La souveraineté économique, bien plus qu’un mot d’ordre

Le débat dépasse largement la production de volailles. Il interroge la vision du Gabon pour son avenir. Dans les pays ayant réussi leur transformation économique, l’État a toujours joué un rôle d’accompagnateur pour ses entrepreneurs locaux. La Corée du Sud a soutenu ses groupes industriels. Le Maroc accompagne activement ses entreprises dans l’agriculture et l’industrie. Le Rwanda favorise l’émergence d’acteurs nationaux capables de porter son ambition. Pourquoi le Gabon peine-t-il à adopter cette même logique ? Pourquoi les investisseurs étrangers bénéficient-ils parfois d’une visibilité institutionnelle supérieure à celle des opérateurs locaux qui œuvrent depuis des années ?

L’État stratège face au défi de l’autonomie

Personne ne remet en cause l’intérêt du projet SONOCO. Si ses objectifs sont atteints, le Gabon réduira ses importations de volailles et créera des emplois. Mais la vraie question n’est pas là. Elle porte sur la capacité du pays à construire une souveraineté économique durable, et non à simplement attirer des investisseurs capables de produire localement. La souveraineté ne se limite pas à l’origine de la production. Elle repose sur la capacité à faire émerger, financer et accompagner ses propres entrepreneurs. Une Nation qui ne soutient pas ceux qui investissent chez elle avec leurs propres ressources finit par importer son développement autant que ses produits.

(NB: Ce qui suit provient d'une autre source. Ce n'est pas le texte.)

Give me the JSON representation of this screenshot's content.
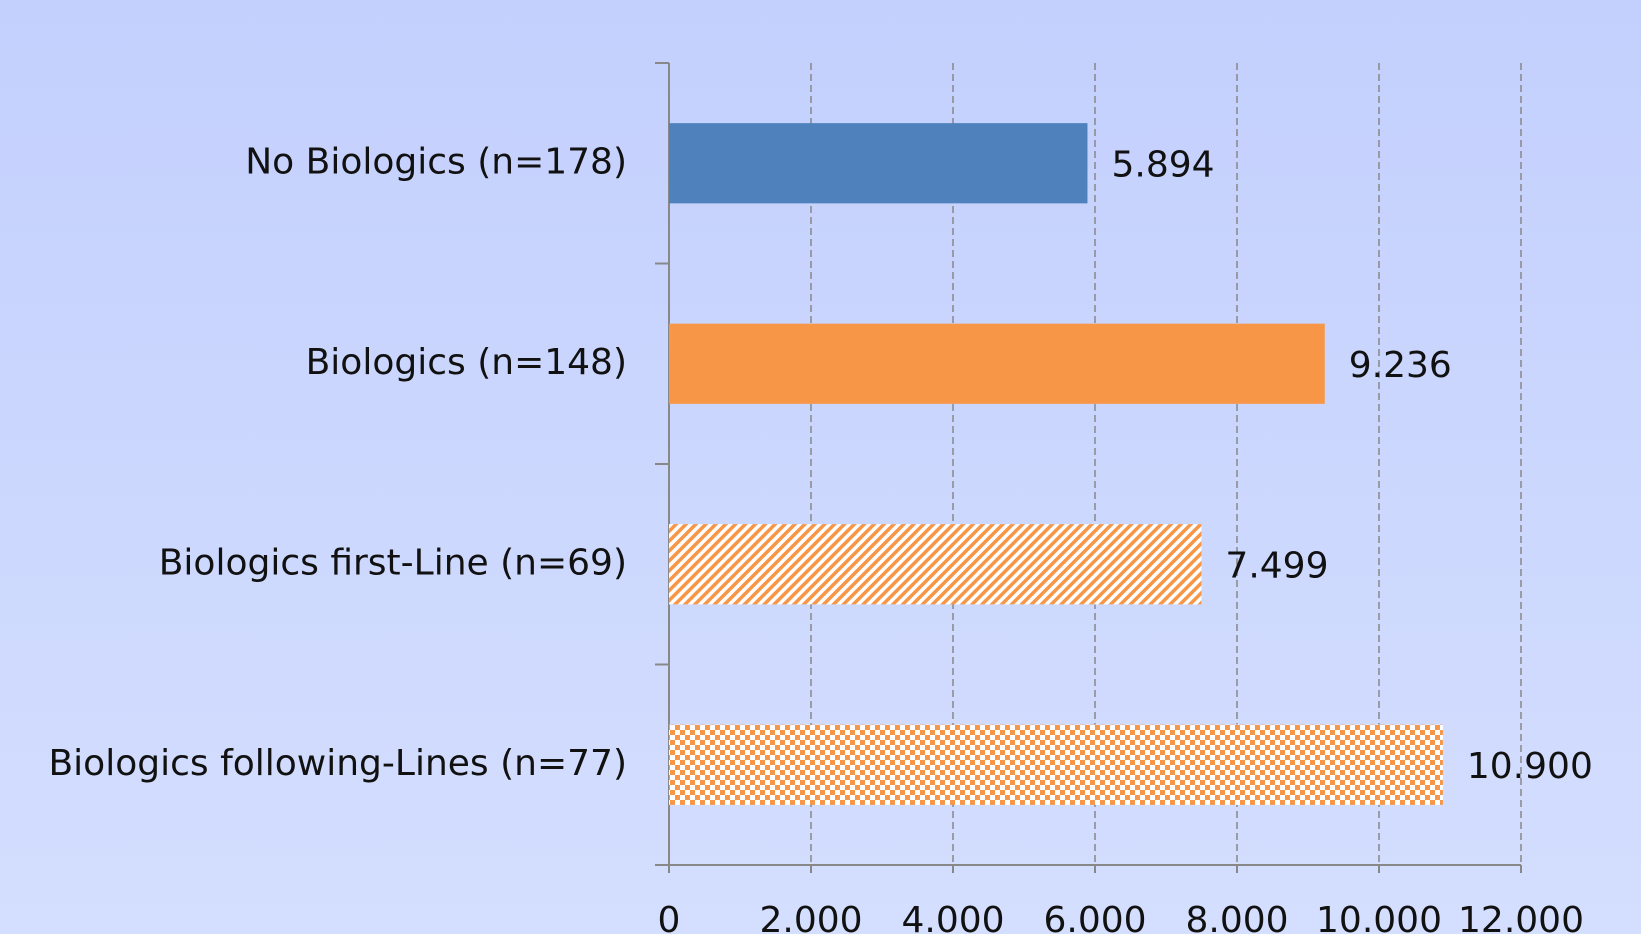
{
  "chart_data": {
    "type": "hbar",
    "categories": [
      "No Biologics (n=178)",
      "Biologics (n=148)",
      "Biologics first-Line (n=69)",
      "Biologics following-Lines (n=77)"
    ],
    "values": [
      5894,
      9236,
      7499,
      10900
    ],
    "value_labels": [
      "5.894",
      "9.236",
      "7.499",
      "10.900"
    ],
    "colors": [
      "#4f81bd",
      "#f79646",
      "#f79646",
      "#f79646"
    ],
    "patterns": [
      "solid",
      "solid",
      "diagonal",
      "checker"
    ],
    "xlim": [
      0,
      12000
    ],
    "xticks": [
      0,
      {
        "value": 2000,
        "label": "2.000"
      },
      {
        "value": 4000,
        "label": "4.000"
      },
      {
        "value": 6000,
        "label": "6.000"
      },
      {
        "value": 8000,
        "label": "8.000"
      },
      {
        "value": 10000,
        "label": "10.000"
      },
      {
        "value": 12000,
        "label": "12.000"
      }
    ],
    "grid": true
  }
}
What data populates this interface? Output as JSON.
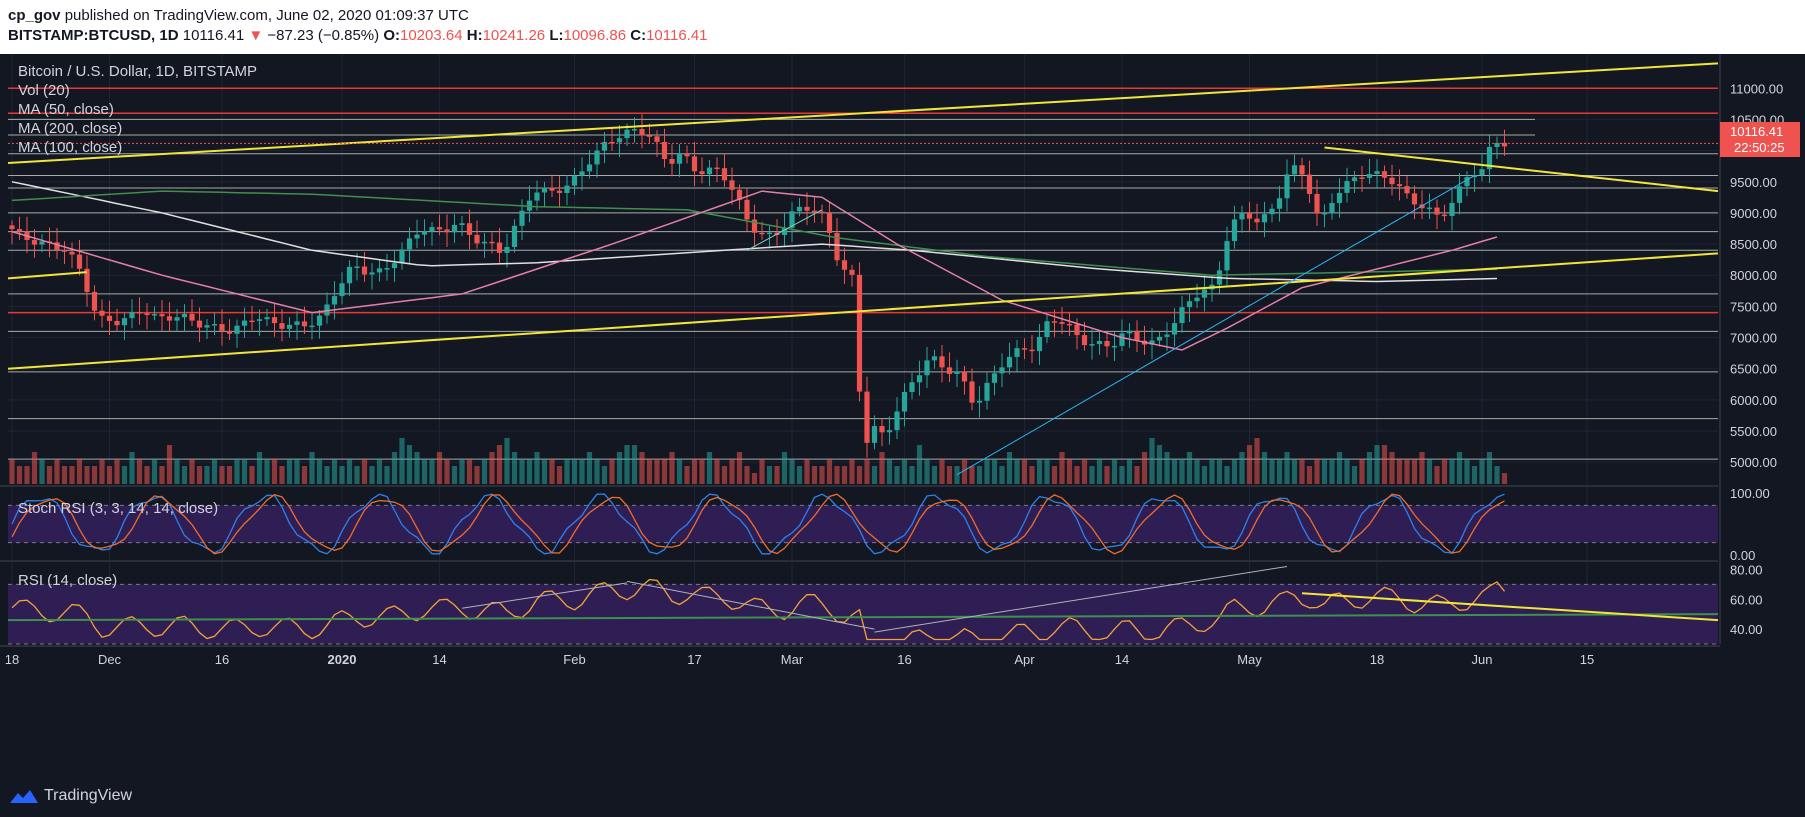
{
  "header": {
    "publisher": "cp_gov",
    "published_text": "published on TradingView.com, June 02, 2020 01:09:37 UTC",
    "symbol": "BITSTAMP:BTCUSD, 1D",
    "price": "10116.41",
    "change": "−87.23 (−0.85%)",
    "open_label": "O:",
    "open": "10203.64",
    "high_label": "H:",
    "high": "10241.26",
    "low_label": "L:",
    "low": "10096.86",
    "close_label": "C:",
    "close": "10116.41"
  },
  "legend": [
    "Bitcoin / U.S. Dollar, 1D, BITSTAMP",
    "Vol (20)",
    "MA (50, close)",
    "MA (200, close)",
    "MA (100, close)"
  ],
  "price_tag": {
    "price": "10116.41",
    "countdown": "22:50:25"
  },
  "brand": "TradingView",
  "colors": {
    "up": "#26a69a",
    "down": "#ef5350",
    "ma50": "#e57fa8",
    "ma200": "#e0e0e0",
    "ma100": "#3f8f4f",
    "trend": "#f2e53a",
    "hline": "#c9d1c9",
    "redline": "#e53935",
    "stoch_k": "#2f80ed",
    "stoch_d": "#ef6c2f",
    "rsi": "#f4a23a",
    "panel_fill": "#2f1e53",
    "bg": "#131722"
  },
  "chart_data": [
    {
      "type": "candlestick",
      "title": "Bitcoin / U.S. Dollar, 1D, BITSTAMP",
      "ylim": [
        4650,
        11550
      ],
      "y_ticks": [
        "11000.00",
        "10500.00",
        "10000.00",
        "9500.00",
        "9000.00",
        "8500.00",
        "8000.00",
        "7500.00",
        "7000.00",
        "6500.00",
        "6000.00",
        "5500.00",
        "5000.00"
      ],
      "y_tick_values": [
        11000,
        10500,
        10000,
        9500,
        9000,
        8500,
        8000,
        7500,
        7000,
        6500,
        6000,
        5500,
        5000
      ],
      "x_ticks": [
        "18",
        "Dec",
        "16",
        "2020",
        "14",
        "Feb",
        "17",
        "Mar",
        "16",
        "Apr",
        "14",
        "May",
        "18",
        "Jun",
        "15"
      ],
      "x_tick_days": [
        0,
        13,
        28,
        44,
        57,
        75,
        91,
        104,
        119,
        135,
        148,
        165,
        182,
        196,
        210
      ],
      "anchors": [
        [
          0,
          8800
        ],
        [
          2,
          8600
        ],
        [
          5,
          8500
        ],
        [
          8,
          8400
        ],
        [
          10,
          8000
        ],
        [
          12,
          7300
        ],
        [
          15,
          7250
        ],
        [
          18,
          7450
        ],
        [
          20,
          7300
        ],
        [
          23,
          7350
        ],
        [
          26,
          7200
        ],
        [
          30,
          7100
        ],
        [
          33,
          7350
        ],
        [
          36,
          7200
        ],
        [
          40,
          7200
        ],
        [
          42,
          7350
        ],
        [
          44,
          7800
        ],
        [
          46,
          8150
        ],
        [
          48,
          8050
        ],
        [
          50,
          8050
        ],
        [
          52,
          8300
        ],
        [
          55,
          8750
        ],
        [
          58,
          8700
        ],
        [
          60,
          8850
        ],
        [
          62,
          8600
        ],
        [
          65,
          8450
        ],
        [
          66,
          8350
        ],
        [
          68,
          8850
        ],
        [
          70,
          9350
        ],
        [
          73,
          9350
        ],
        [
          75,
          9450
        ],
        [
          77,
          9750
        ],
        [
          80,
          10150
        ],
        [
          82,
          10250
        ],
        [
          84,
          10350
        ],
        [
          86,
          10200
        ],
        [
          88,
          9800
        ],
        [
          90,
          9950
        ],
        [
          92,
          9650
        ],
        [
          95,
          9700
        ],
        [
          97,
          9300
        ],
        [
          99,
          8800
        ],
        [
          101,
          8600
        ],
        [
          103,
          8700
        ],
        [
          105,
          9050
        ],
        [
          107,
          9100
        ],
        [
          109,
          8900
        ],
        [
          111,
          8150
        ],
        [
          113,
          7900
        ],
        [
          114,
          5000
        ],
        [
          115,
          5600
        ],
        [
          117,
          5400
        ],
        [
          119,
          5950
        ],
        [
          121,
          6350
        ],
        [
          123,
          6700
        ],
        [
          125,
          6500
        ],
        [
          127,
          6400
        ],
        [
          129,
          5900
        ],
        [
          131,
          6300
        ],
        [
          133,
          6650
        ],
        [
          135,
          6800
        ],
        [
          137,
          6850
        ],
        [
          139,
          7300
        ],
        [
          141,
          7250
        ],
        [
          143,
          6950
        ],
        [
          145,
          6900
        ],
        [
          147,
          6850
        ],
        [
          149,
          7100
        ],
        [
          151,
          6950
        ],
        [
          153,
          6900
        ],
        [
          155,
          7150
        ],
        [
          157,
          7500
        ],
        [
          159,
          7750
        ],
        [
          161,
          7800
        ],
        [
          163,
          8800
        ],
        [
          165,
          9000
        ],
        [
          167,
          8850
        ],
        [
          169,
          9100
        ],
        [
          171,
          9750
        ],
        [
          173,
          9600
        ],
        [
          175,
          8800
        ],
        [
          177,
          9300
        ],
        [
          179,
          9500
        ],
        [
          181,
          9650
        ],
        [
          183,
          9600
        ],
        [
          185,
          9500
        ],
        [
          187,
          9200
        ],
        [
          189,
          9100
        ],
        [
          191,
          8900
        ],
        [
          193,
          9250
        ],
        [
          195,
          9650
        ],
        [
          197,
          9700
        ],
        [
          198,
          10200
        ],
        [
          199,
          10116
        ]
      ],
      "ma50": [
        [
          0,
          8700
        ],
        [
          20,
          8000
        ],
        [
          40,
          7400
        ],
        [
          60,
          7700
        ],
        [
          80,
          8500
        ],
        [
          100,
          9350
        ],
        [
          108,
          9250
        ],
        [
          118,
          8500
        ],
        [
          132,
          7600
        ],
        [
          148,
          7000
        ],
        [
          156,
          6800
        ],
        [
          162,
          7150
        ],
        [
          172,
          7800
        ],
        [
          182,
          8100
        ],
        [
          192,
          8400
        ],
        [
          199,
          8650
        ]
      ],
      "ma200": [
        [
          0,
          9500
        ],
        [
          20,
          9000
        ],
        [
          40,
          8400
        ],
        [
          55,
          8150
        ],
        [
          70,
          8200
        ],
        [
          95,
          8400
        ],
        [
          108,
          8500
        ],
        [
          120,
          8400
        ],
        [
          145,
          8100
        ],
        [
          162,
          7950
        ],
        [
          182,
          7900
        ],
        [
          199,
          7950
        ]
      ],
      "ma100": [
        [
          0,
          9200
        ],
        [
          20,
          9350
        ],
        [
          40,
          9300
        ],
        [
          70,
          9100
        ],
        [
          90,
          9050
        ],
        [
          110,
          8600
        ],
        [
          130,
          8300
        ],
        [
          160,
          8000
        ],
        [
          180,
          8050
        ],
        [
          199,
          8100
        ]
      ],
      "volume": {
        "ylim": [
          0,
          10
        ],
        "pattern": [
          3,
          2,
          2,
          4,
          3,
          2,
          3,
          2,
          2,
          3,
          2,
          2,
          3,
          2,
          3,
          2,
          4,
          3,
          2,
          3,
          2,
          5,
          3,
          2,
          3,
          2,
          2,
          3,
          2,
          2,
          3,
          3,
          2,
          4,
          3,
          3,
          2,
          3,
          3,
          2,
          4,
          3,
          2,
          3,
          2,
          3,
          2,
          3,
          2,
          3,
          2,
          4,
          6,
          5,
          4,
          3,
          3,
          4,
          3,
          2,
          3,
          3,
          2,
          3,
          4,
          5,
          6,
          4,
          3,
          3,
          4,
          3,
          3,
          2,
          3,
          3,
          3,
          4,
          3,
          2,
          3,
          4,
          5,
          5,
          4,
          3,
          3,
          3,
          4,
          3,
          2,
          3,
          3,
          4,
          3,
          2,
          3,
          4,
          2,
          1
        ]
      }
    },
    {
      "type": "line",
      "title": "Stoch RSI (3, 3, 14, 14, close)",
      "ylim": [
        0,
        100
      ],
      "y_ticks": [
        "100.00",
        "0.00"
      ],
      "y_tick_values": [
        100,
        0
      ],
      "bands": [
        80,
        20
      ]
    },
    {
      "type": "line",
      "title": "RSI (14, close)",
      "ylim": [
        30,
        85
      ],
      "y_ticks": [
        "80.00",
        "60.00",
        "40.00"
      ],
      "y_tick_values": [
        80,
        60,
        40
      ],
      "bands": [
        70,
        30
      ]
    }
  ]
}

Une interrogation qui s’impose aux autorités

L’annonce du projet SONOCO soulève une interrogation incontournable. Si la souveraineté économique est une priorité nationale, pourquoi les acteurs gabonais ayant investi les premiers dans les secteurs stratégiques ne sont-ils pas placés au cœur de cette ambition ? La SOGADA n’est pas qu’une entreprise agricole : c’est la preuve qu’il existe au Gabon des entrepreneurs capables d’investir massivement, de prendre des risques et de bâtir des filières entières. La véritable question n’est donc pas de savoir pourquoi SONOCO vient au Gabon, mais pourquoi ceux qui ont déjà fait leurs preuves attendent encore d’être reconnus comme les champions nationaux qu’ils sont devenus. Une souveraineté économique crédible se construit d’abord en faisant confiance à ses propres forces.